Visa CEO downplays the threat of FedNow

Visa sign at the Singapore Fintech Festival
Visa's earnings beat analysts' expectations and the card network affirmed its outlook for the next quarter.
Lionel Ng/Bloomberg

Visa's chief executive insists that the Federal Reserve's instant settlement system's impending launch should not hurt the card network's own real-time payment options. 

FedNow is expected to launch in July, joining The Clearing House's RTP network in the U.S. as an option for instant settlement. Both systems have the potential to compete with Visa Direct, which uses Visa's debit rails to enable real-time transfers between cardholders. Visa Direct is used by 66 ACH networks, 11 real-time payment networks and 16 card-based networks with the potential to reach more than 7 billion endpoints globally, according to the card network.

"The most instructive thing to do is look around the world. The U.K. has had Faster Payments [the U.K.'s real-time system] for 15 years and we haven't seen much if any impact on our U.K. debit volume," said Ryan McInerney, Visa's CEO, during Tuesday's earnings call. "And the U.K. is a growing market for Visa Direct." 

For the quarter ending March 31, Visa reported net revenue of $7.99 billion, up from $7.19 billion the prior year. It additionally reported earnings per share of $2.09, up from $1.79 the prior year. That beat analyst expectations of $1.99 per share and net revenue of $7.79 billion, according to Seeking Alpha

Visa's total payments volume in the quarter was $2.96 trillion, which beat Seeking Alpha analysts' expectations of $2.95 trillion and was up from $2.39 trillion the prior year. Visa reports payment volume trends thus far in 2024 are enabling it to affirm its outlook for low-double-digit growth in the next quarter, despite a slowdown in U.S. payment volume in March.

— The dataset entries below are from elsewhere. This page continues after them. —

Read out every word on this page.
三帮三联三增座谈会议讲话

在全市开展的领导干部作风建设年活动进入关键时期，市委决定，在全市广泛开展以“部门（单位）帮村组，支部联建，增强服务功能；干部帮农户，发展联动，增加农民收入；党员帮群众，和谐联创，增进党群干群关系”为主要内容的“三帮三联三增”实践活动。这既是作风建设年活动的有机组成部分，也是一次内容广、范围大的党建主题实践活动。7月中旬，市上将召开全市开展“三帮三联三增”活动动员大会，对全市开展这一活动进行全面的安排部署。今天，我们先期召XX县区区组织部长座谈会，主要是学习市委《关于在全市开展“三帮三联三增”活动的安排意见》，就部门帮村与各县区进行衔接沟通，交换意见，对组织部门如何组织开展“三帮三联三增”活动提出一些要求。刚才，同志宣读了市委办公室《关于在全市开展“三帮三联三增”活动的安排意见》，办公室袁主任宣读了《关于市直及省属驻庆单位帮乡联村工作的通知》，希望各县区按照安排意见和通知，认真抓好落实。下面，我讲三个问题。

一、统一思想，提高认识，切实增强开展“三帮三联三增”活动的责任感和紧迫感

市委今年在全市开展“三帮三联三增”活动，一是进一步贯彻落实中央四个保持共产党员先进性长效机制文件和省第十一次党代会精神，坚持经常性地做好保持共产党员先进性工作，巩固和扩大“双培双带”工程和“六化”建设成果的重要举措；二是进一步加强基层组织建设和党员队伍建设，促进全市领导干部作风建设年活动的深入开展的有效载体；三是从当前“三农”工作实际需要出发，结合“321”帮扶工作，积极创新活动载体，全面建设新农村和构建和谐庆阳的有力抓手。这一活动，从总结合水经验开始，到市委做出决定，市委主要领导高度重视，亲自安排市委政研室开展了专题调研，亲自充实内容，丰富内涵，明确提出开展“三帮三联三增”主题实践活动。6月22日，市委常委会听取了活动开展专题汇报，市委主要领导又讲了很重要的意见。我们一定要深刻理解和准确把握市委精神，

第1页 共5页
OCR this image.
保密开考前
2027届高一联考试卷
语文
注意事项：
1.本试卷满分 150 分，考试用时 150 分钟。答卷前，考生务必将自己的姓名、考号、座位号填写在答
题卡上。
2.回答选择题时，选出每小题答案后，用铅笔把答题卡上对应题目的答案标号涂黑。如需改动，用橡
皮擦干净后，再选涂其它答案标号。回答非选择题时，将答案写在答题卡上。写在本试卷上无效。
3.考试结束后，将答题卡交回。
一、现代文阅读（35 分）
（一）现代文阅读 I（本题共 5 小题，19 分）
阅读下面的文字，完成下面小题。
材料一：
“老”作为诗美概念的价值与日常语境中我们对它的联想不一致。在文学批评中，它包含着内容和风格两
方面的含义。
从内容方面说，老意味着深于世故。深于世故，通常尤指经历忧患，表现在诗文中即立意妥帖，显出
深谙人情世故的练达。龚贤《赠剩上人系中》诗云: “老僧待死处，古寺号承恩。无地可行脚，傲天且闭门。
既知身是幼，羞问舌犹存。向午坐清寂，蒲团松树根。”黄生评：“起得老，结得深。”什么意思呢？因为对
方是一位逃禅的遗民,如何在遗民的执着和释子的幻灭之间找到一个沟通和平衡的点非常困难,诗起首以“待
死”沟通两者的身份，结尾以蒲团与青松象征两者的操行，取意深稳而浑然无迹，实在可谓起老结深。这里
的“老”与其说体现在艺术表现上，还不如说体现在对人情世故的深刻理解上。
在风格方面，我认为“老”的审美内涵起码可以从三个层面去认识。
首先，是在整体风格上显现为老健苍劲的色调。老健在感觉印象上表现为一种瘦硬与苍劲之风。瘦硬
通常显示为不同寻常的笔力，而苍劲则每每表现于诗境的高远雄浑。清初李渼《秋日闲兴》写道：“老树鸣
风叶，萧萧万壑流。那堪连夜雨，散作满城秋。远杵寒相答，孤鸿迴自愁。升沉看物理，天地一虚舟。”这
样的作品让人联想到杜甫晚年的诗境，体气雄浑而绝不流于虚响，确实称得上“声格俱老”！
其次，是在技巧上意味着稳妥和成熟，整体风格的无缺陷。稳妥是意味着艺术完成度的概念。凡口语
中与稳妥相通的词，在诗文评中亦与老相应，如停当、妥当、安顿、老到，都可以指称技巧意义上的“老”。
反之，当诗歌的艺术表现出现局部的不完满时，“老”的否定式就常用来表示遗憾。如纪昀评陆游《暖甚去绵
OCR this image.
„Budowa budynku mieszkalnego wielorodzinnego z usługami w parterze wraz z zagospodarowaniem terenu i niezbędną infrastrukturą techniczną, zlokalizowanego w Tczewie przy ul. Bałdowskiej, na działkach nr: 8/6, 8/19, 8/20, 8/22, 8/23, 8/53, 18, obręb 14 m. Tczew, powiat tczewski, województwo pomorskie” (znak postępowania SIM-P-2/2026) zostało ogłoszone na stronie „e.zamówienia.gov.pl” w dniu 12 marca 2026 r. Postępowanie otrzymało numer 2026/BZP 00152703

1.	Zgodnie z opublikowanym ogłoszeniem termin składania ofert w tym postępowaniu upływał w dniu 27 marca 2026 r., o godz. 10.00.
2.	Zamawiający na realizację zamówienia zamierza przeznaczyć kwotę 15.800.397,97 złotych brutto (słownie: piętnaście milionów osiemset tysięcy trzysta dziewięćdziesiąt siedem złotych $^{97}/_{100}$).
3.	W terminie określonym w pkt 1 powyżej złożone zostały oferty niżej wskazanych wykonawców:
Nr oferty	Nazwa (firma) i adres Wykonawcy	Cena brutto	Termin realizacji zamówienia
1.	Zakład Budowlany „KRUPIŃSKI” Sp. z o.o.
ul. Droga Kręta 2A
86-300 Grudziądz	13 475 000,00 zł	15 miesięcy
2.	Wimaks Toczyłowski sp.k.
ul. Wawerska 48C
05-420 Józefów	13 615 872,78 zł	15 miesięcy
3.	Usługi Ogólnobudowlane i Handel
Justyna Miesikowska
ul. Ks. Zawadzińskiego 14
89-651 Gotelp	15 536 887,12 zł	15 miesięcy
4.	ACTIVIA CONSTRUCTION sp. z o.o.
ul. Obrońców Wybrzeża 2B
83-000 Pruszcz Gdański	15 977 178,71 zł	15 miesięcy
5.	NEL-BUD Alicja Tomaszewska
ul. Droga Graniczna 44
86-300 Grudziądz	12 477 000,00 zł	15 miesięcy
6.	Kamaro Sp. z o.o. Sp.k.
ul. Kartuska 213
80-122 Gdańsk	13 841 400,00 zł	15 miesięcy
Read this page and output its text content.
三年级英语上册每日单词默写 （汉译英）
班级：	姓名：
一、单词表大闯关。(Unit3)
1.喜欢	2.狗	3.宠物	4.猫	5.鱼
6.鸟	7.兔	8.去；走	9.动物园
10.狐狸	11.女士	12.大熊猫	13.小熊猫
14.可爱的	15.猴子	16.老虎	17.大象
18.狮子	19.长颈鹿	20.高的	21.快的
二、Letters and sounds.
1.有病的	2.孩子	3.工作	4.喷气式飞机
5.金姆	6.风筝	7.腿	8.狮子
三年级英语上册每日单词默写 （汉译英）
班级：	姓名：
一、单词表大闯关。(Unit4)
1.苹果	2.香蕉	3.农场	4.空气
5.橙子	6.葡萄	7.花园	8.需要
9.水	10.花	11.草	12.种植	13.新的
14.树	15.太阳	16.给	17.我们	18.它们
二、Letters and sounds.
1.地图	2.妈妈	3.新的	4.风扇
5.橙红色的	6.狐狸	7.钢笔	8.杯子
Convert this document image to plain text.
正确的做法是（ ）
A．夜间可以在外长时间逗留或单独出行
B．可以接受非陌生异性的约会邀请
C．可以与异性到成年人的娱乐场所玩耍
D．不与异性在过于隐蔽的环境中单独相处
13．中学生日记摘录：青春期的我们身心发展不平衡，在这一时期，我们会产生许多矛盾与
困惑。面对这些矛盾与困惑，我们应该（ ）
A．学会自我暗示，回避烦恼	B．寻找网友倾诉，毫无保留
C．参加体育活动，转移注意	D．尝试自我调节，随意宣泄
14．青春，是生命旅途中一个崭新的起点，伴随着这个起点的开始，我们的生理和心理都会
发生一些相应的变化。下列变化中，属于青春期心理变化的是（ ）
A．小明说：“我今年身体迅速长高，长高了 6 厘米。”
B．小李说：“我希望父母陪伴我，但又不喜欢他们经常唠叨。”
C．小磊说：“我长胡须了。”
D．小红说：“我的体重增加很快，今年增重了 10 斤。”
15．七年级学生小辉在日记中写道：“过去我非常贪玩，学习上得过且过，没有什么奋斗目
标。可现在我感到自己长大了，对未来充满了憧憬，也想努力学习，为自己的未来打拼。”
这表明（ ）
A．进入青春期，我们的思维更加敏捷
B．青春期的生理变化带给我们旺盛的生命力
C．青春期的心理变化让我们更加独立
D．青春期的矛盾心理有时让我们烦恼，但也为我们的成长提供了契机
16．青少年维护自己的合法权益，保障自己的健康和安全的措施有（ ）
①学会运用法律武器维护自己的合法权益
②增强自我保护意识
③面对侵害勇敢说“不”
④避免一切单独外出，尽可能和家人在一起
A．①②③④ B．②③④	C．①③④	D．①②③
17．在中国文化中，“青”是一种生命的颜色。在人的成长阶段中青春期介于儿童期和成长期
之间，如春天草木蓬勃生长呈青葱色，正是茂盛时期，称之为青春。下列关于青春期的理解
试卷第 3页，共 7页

During the earnings call, analysts asked McInerney how FedNow could become a competitive threat. McInerney suggested FedNow could instead be a partner. 

"We want to work with any real-time payment network on the planet," McInerney said. 

McInerney-Ryan-Visa
Visa CEO Ryan McInerney says the card brand can exist alongside FedNow.

While large banks were initially opposed to FedNow, both the Fed and The Clearing House say they are working together to smooth out any differences. "FedNow will modernize the payment infrastructure in the U.S. It's the smart thing to do, It's the necessary thing to do. And it is good for all Americans," McInerney said. 

RTP, which launched in 2018, has more than 300 bank members and covers about 70% of the addressable bank accounts in the U.S. FedNow could reach as many as 9,000 financial institutions and cover nearly all deposits, though that migration is expected to take time, perhaps a year or more. 

RTP and FedNow also are not interoperable, so work will be required to ensure the two rails can work together — and with their counterparts in other countries. 

Real-time payments could improve account-to-account transfers, remittances, gig-economy payouts and other uses. Visa Direct, which has partners including Remitly, Xoom, Western Union and MoneyGram, also has global scale, according to McInerney, suggesting real-time payment networks in the U.S. still have room to grow. 

"FedNow will take some time to build adoption," McInerney said. "One of the most powerful capabilities in payments is ubiquity. RTP doesn't have that yet. It will happen in the U.S. but it will take time." 

Analysts also asked about plans to expand Visa+, a P2P service that Visa plans to launch later this year. Visa+ will enable users to send funds over two different transfer apps, such as PayPal to Venmo, which do not support direct transfers despite their corporate relationship. Visa+'s other partners include Western Union and DailyPay, though McInerney was noncommittal about plans for the service outside of the U.S. 

"It's not easy to get money from one app to another," McInerney said. "It's early days, though we have gotten good feedback. We're initially focused in the U.S. and will go from there." 

In a research note, Kevin Kennedy, an analyst at Third Bridge, said it is monitoring how Visa+ extends the card network's infrastructure positioning among digital wallets. "We are particularly interested in its effect on the cross-border and remittance space given the bifurcation of legacy and digitally enabled providers."

While Visa posted strong earnings overall, the card brand said it was monitoring for any impact from an economic downturn or geopolitical shock and is prepared to reassess its investment strategy and prioritization for product development. 

"Consumers seem to be broadly scaling back on consumption given the strain of sticky, yet abating, inflation and higher cost of credit," said Kennedy in his research note. 

Visa and Mastercard, which reports earnings on Thursday, so far in 2023 have both reported the impacts of a potential economic downturn have not yet shown up in payments volumes. While Visa's U.S. payment volume declined in March, that decline appeared to stabilize in April, according to an analyst note from Jeffries, which stated that is a good sign for Visa's future performance. Jeffries reiterated its "buy" rating for Visa as a result. Visa's stock price increased 1.95%, to $231.54 per share, in after-hours trading on Tuesday.